ANALYSIS 1 - GOALS AND PRIMARY ASSISTS ONLY

View media item 7045
What does the model mean?

The model above predicts that a player's team will score at a baseline rate of 0.81 goals per 60 minutes at 5-on-5, plus an extra 1.20 G/60 for every goal the player scores, plus an extra 1.25 G/60 for every primary assist the player records.

Is the model accurate?

The R^2 is 0.72, which means this is a fairly accurate model.

Does the model make sense?

There's nothing about it that strikes me as being obviously wrong - open to comments.

ANALYSIS 2 - GOALS, PRIMARY ASSITS, AND SECONDARY ASSISTS

View media item 7047
What does the model mean?

The model above predicts that a player's team will score at a baseline rate of 0.58 goals per 60 minutes at 5-on-5, plus an extra 1.10 G/60 for every goal the player scores, plus an extra 1.06 G/60 for every primary assist the player records, plus an extra 1.08 G/60 for every second assist the player records.

Is the model accurate?

The R^2 is 0.82, which means this is an accurate model. Note that this is a much higher result ("coefficient of determination", if you want to get technical) compared to the previous model. You can also see this pretty clearly by looking at the graph - the data is much closer to the trendline in this one.

Does the model make sense?

Compared to the previous model, this model is significantly lowering the baseline level of offense (that a team would score with effectively zero contributions from a player). It slightly reduces the value of goals and primary assists, while recognizing a new variable - the secondary assist.

From a technical standpoint - the model possibly suffers from a defect called "multicollinearity". When there are two predictor variables that are highly correlated (as primary and secondary assists are), the model might get confused about the relative predictive value of each variable. So it's possible that the coefficient for one one of the numbers is too high, and the other is too low. Before someone tells me that this invalidates the entire model - it doesn't. The overall accuracy of a model isn't affected (just the relative value of the coefficients within the model may be off).

WHAT DOES THIS ALL MEAN?

The data is quite clear. Although we can put together a reasonably accurate model using only goals and primary assist data, the accuracy is clearly enhanced when we include secondary assists. This means that there's informational value in secondary assists.
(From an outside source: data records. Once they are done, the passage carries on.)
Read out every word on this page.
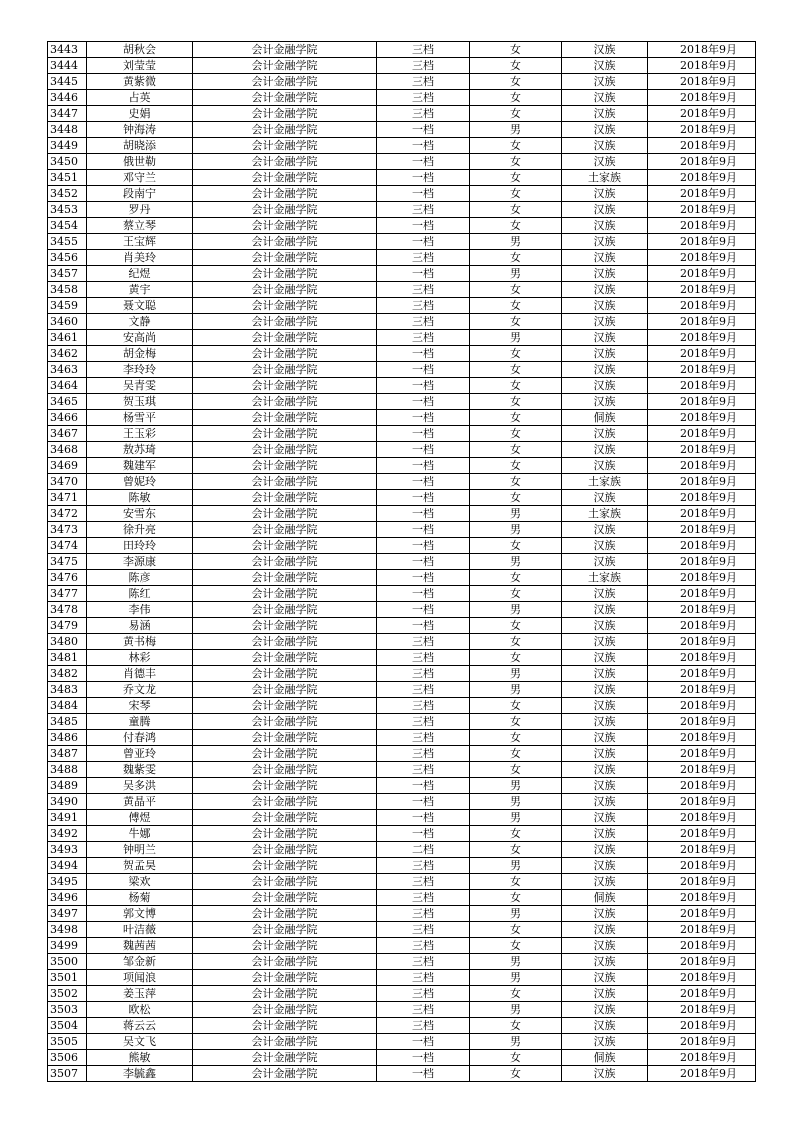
3443	胡秋会	会计金融学院	三档	女	汉族	2018年9月
3444	刘莹莹	会计金融学院	三档	女	汉族	2018年9月
3445	黄紫微	会计金融学院	三档	女	汉族	2018年9月
3446	占英	会计金融学院	三档	女	汉族	2018年9月
3447	史娟	会计金融学院	三档	女	汉族	2018年9月
3448	钟海涛	会计金融学院	一档	男	汉族	2018年9月
3449	胡晓添	会计金融学院	一档	女	汉族	2018年9月
3450	俄世勒	会计金融学院	一档	女	汉族	2018年9月
3451	邓守兰	会计金融学院	一档	女	土家族	2018年9月
3452	段南宁	会计金融学院	一档	女	汉族	2018年9月
3453	罗丹	会计金融学院	三档	女	汉族	2018年9月
3454	蔡立琴	会计金融学院	一档	女	汉族	2018年9月
3455	王宝辉	会计金融学院	一档	男	汉族	2018年9月
3456	肖美玲	会计金融学院	三档	女	汉族	2018年9月
3457	纪煜	会计金融学院	一档	男	汉族	2018年9月
3458	黄宇	会计金融学院	三档	女	汉族	2018年9月
3459	聂文聪	会计金融学院	三档	女	汉族	2018年9月
3460	文静	会计金融学院	三档	女	汉族	2018年9月
3461	安高尚	会计金融学院	三档	男	汉族	2018年9月
3462	胡金梅	会计金融学院	一档	女	汉族	2018年9月
3463	李玲玲	会计金融学院	一档	女	汉族	2018年9月
3464	吴青雯	会计金融学院	一档	女	汉族	2018年9月
3465	贺玉琪	会计金融学院	一档	女	汉族	2018年9月
3466	杨雪平	会计金融学院	一档	女	侗族	2018年9月
3467	王玉彩	会计金融学院	一档	女	汉族	2018年9月
3468	敖苏琦	会计金融学院	一档	女	汉族	2018年9月
3469	魏建军	会计金融学院	一档	女	汉族	2018年9月
3470	曾妮玲	会计金融学院	一档	女	土家族	2018年9月
3471	陈敏	会计金融学院	一档	女	汉族	2018年9月
3472	安雪东	会计金融学院	一档	男	土家族	2018年9月
3473	徐升亮	会计金融学院	一档	男	汉族	2018年9月
3474	田玲玲	会计金融学院	一档	女	汉族	2018年9月
3475	李源康	会计金融学院	一档	男	汉族	2018年9月
3476	陈彦	会计金融学院	一档	女	土家族	2018年9月
3477	陈红	会计金融学院	一档	女	汉族	2018年9月
3478	李伟	会计金融学院	一档	男	汉族	2018年9月
3479	易涵	会计金融学院	一档	女	汉族	2018年9月
3480	黄书梅	会计金融学院	三档	女	汉族	2018年9月
3481	林彩	会计金融学院	三档	女	汉族	2018年9月
3482	肖德丰	会计金融学院	三档	男	汉族	2018年9月
3483	乔文龙	会计金融学院	三档	男	汉族	2018年9月
3484	宋琴	会计金融学院	三档	女	汉族	2018年9月
3485	童腾	会计金融学院	三档	女	汉族	2018年9月
3486	付春鸿	会计金融学院	三档	女	汉族	2018年9月
3487	曾亚玲	会计金融学院	三档	女	汉族	2018年9月
3488	魏紫雯	会计金融学院	三档	女	汉族	2018年9月
3489	吴多洪	会计金融学院	一档	男	汉族	2018年9月
3490	黄晶平	会计金融学院	一档	男	汉族	2018年9月
3491	傅煜	会计金融学院	一档	男	汉族	2018年9月
3492	牛娜	会计金融学院	一档	女	汉族	2018年9月
3493	钟明兰	会计金融学院	二档	女	汉族	2018年9月
3494	贺孟昊	会计金融学院	三档	男	汉族	2018年9月
3495	梁欢	会计金融学院	三档	女	汉族	2018年9月
3496	杨菊	会计金融学院	三档	女	侗族	2018年9月
3497	郭文博	会计金融学院	三档	男	汉族	2018年9月
3498	叶洁薇	会计金融学院	三档	女	汉族	2018年9月
3499	魏茜茜	会计金融学院	三档	女	汉族	2018年9月
3500	邹金新	会计金融学院	三档	男	汉族	2018年9月
3501	项闻浪	会计金融学院	三档	男	汉族	2018年9月
3502	姜玉萍	会计金融学院	三档	女	汉族	2018年9月
3503	欧松	会计金融学院	三档	男	汉族	2018年9月
3504	蒋云云	会计金融学院	三档	女	汉族	2018年9月
3505	吴文飞	会计金融学院	一档	男	汉族	2018年9月
3506	熊敏	会计金融学院	一档	女	侗族	2018年9月
3507	李毓鑫	会计金融学院	一档	女	汉族	2018年9月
If there wasn't, there wouldn't be any meaningful difference between Model 1 and Model 2.

The only objection to this analysis that I can think of is someone might argue that this a case of the tail wagging the dog. The argument might be - players who are good at recording secondary assist don't cause their team to score; they record lots of secondary assists because their team scores a lot when they're on the ice.

My response to that is - first of all, we're looking at a gigantic set of data, covering 12 years worth of data and more than 4,700 player-seasons. It's almost certain that, in certain situations, players have racked up a lot of secondary assists by virtue of being on good teams. But there's no evidence whatsoever that this is the case for 4,700+ data points.

Second, look at which players recorded the most 5-on-5 secondary assists per 60 minutes. If we use 6,000 minutes (over the entire 12 year period) as a cutoff, the top twelve consists of H. Sedin, Benn, Getzlaf, Backstrom, St. Louis, Williams, Thornton, Kucherov, Scheifele, Ribiero, Datsyuk and Crosby. With the exception of Justin Williams, these are all top offensive players (McDavid would have been 2nd on the list, had he met the minutes cutoff). It seems obvious that the players recording the most secondary assists per 60 aren't depth players, leaching off the offensive talents of their teammates - they're among the best offensive players in the league, and the driving forces behind their teams.

My overall conclusion is secondary assists aren't statistical noise. If they were - Model 2 wouldn't have been much effective at predicting how many goals (per 60 minutes, at 5-on-5) a team scores when a player is on the ice.